New York state Senate staffers are in the early stages of unionizing, the 79 card-holding members of the New York State Legislative Workers Union announced Friday via a social media campaign and public letter to Senate Majority Leader Andrea Stewart-Cousins.
While organizers have yet to publicize their list of demands, they said they hope to establish uniform standards for state Senate central office employees and staffers of the 63 Senators – offices described by one union member as fractured “fiefdoms,” some with significant pay disparities. The Senate overtime policy is of particular concern. Overtime hours are banked as comp time, but there is no option for payout of unused comp time, which happens frequently in a job where staffers work weekends, late nights and at unexpected hours. In addition, members said they hope to speed up the onboarding process for new staffers, who often have to wait up to 30 days to receive their first paycheck.
“People come into this work really intending to do public service in a real way – write bills, serve constituents, get people resources, put money in their neighbors’ pockets,” said Astrid Aune, communications director for state Sen. Jessica Ramos and the co-chair of the union communications committee. “That drive is very easily taken advantage of. So what we are looking for is some sort of uniformity and structure and really the same rights that we fight for for our constituents and every other public sector employee to be applied to us.”
Becky White, policy director for state Sen. Andrew Gounardes and the co-chair of the union legal committee, said the effort is “a natural extension” of the public sector workforce that is already unionized, such as correction officers, transit workers and teachers.
“We hope to be folded into that larger movement very naturally and organically,” she said, pointing to her time working under Gounardes while he chaired the Civil Service and Pensions Committee. “You are showing up every day to fight for and champion public sector workers . . . the fact that somehow doesn’t extend to legislative employees – there was a cognitive dissonance there that I couldn’t quite resolve.”
Members said talks among staffers began before the pandemic, and the first official meeting was held in January. Union organizers said they hope to enlist a majority of the 700-some staffers before seeking official recognition from the Senate Majority Leader. If the leader recognizes the union, bargaining would begin. If the leader rejects the union, it could file for an election with the Public Employee Relations Board, which requires the support of 30% of all state Senate staffers. A bargaining contract would likely be approved as part of the state budget process, members said.
Currently, staffers from 18 Senators’ offices are among the 79 card-holding members. State Assembly staffers are also taking steps to unionize and could join the New York State Legislative Workers Union, members said.
In the letter to Stewart-Cousins, the union said it has retained counsel and addressed what it called a “false understanding that we do not have the right under state law to unionize” without legislation.
“After careful consultation with a range of legal experts we have learned that we do not need a bill in order to form a union as we are already included within the definition of ‘public employer’ under the Taylor Law,” the letter states, referring to the labor relations statute passed in 1967 known as the Public Employees’ Fair Employment Act.
“At this stage, our intention is merely to make ourselves known, so that we can continue to organize in public without fear of retaliation,” the letter continues.
A Senate spokesperson said in a statement: "We have received the letter and will review any additional information forthcoming."
Since announcing the effort, a bipartisan coalition of legislators has expressed support for the union.
Republican State Sen. Mike Martucci said he is “proud of this new effort (and hopes his) staff signs on,” he Tweeted.
State Sen. Jabari Brisport, a Democrat, urged his colleagues to join him in backing the union.

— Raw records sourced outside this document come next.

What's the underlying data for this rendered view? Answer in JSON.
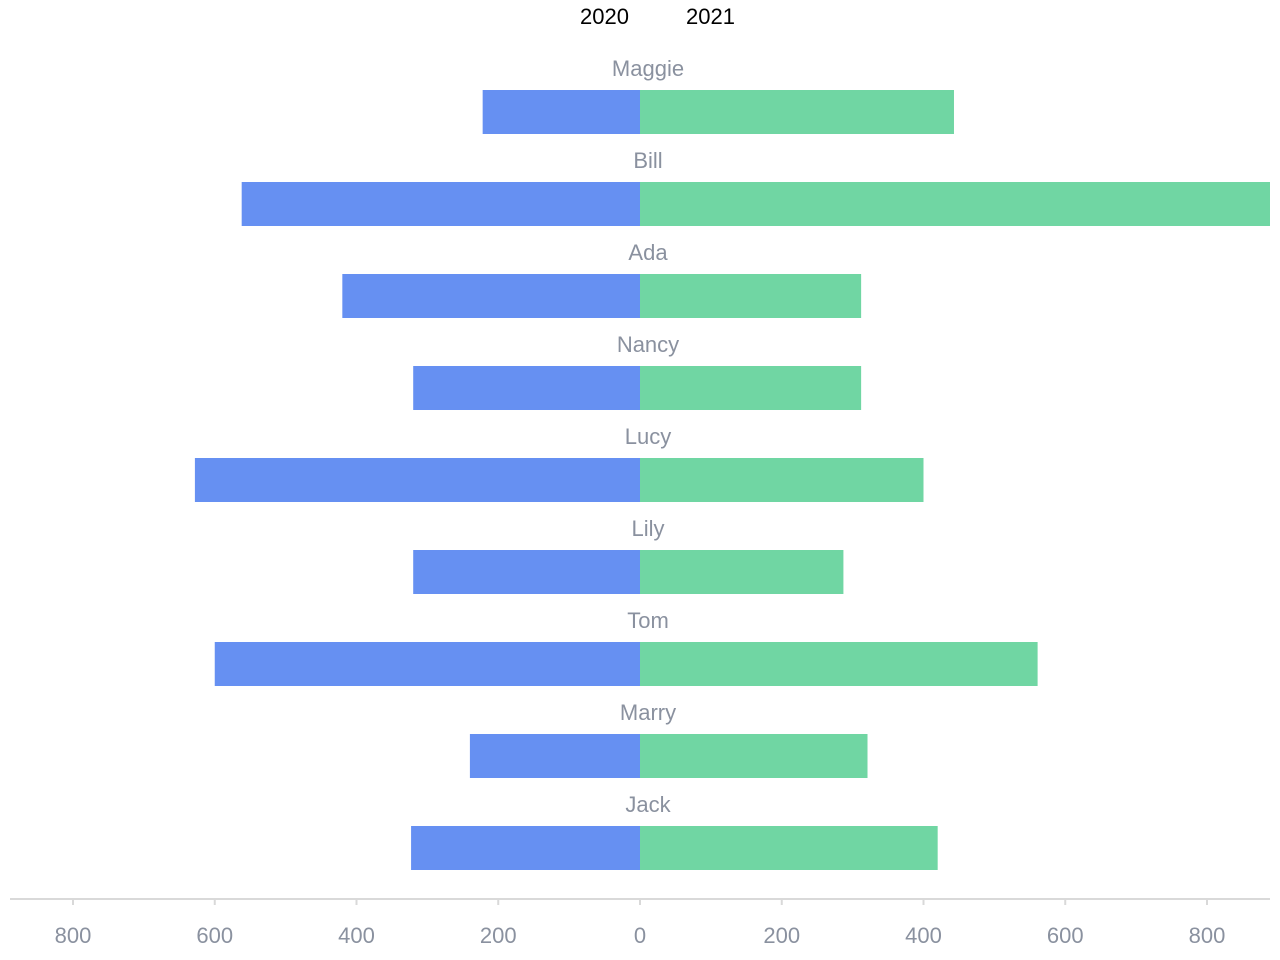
{
  "chart_data": {
    "type": "bar",
    "orientation": "horizontal-diverging",
    "categories": [
      "Maggie",
      "Bill",
      "Ada",
      "Nancy",
      "Lucy",
      "Lily",
      "Tom",
      "Marry",
      "Jack"
    ],
    "series": [
      {
        "name": "2020",
        "color": "#6690f2",
        "side": "left",
        "values": [
          222,
          562,
          420,
          320,
          628,
          320,
          600,
          240,
          323
        ]
      },
      {
        "name": "2021",
        "color": "#70d6a3",
        "side": "right",
        "values": [
          443,
          890,
          312,
          312,
          400,
          287,
          561,
          321,
          420
        ]
      }
    ],
    "x_ticks": [
      "800",
      "600",
      "400",
      "200",
      "0",
      "200",
      "400",
      "600",
      "800"
    ],
    "xlim": [
      -800,
      800
    ],
    "legend": {
      "position": "top-center",
      "items": [
        "2020",
        "2021"
      ]
    },
    "grid": false,
    "axis_color": "#d9d9d9"
  }
}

“The inherent imbalance of power between individual workers and their bosses is a recipe for unjust treatment; when that boss is a lawmaker, the imbalance of power is even greater and more dangerous,” he said in a statement.
Members said they are hopeful the Legislature’s support of other labor-related measures, such as securing prevailing wages on state-sponsored projects and limiting mandatory overtime for nurses, means they’ll be receptive to the union.
In June last year, state legislative employees in Oregon became the first in the country to unionize when they voted to join the International Brotherhood of Electrical Workers Local 89.
In August, more than 350 New York City Council aides formed the Association of Legislative Employees, becoming the country’s largest legislative staff union. Organizing members of the state Senate staffers’ union said they have taken guidance from the council union.
Similar unionization efforts are underway among legislative staffers in California, Massachusetts and Washington, D.C.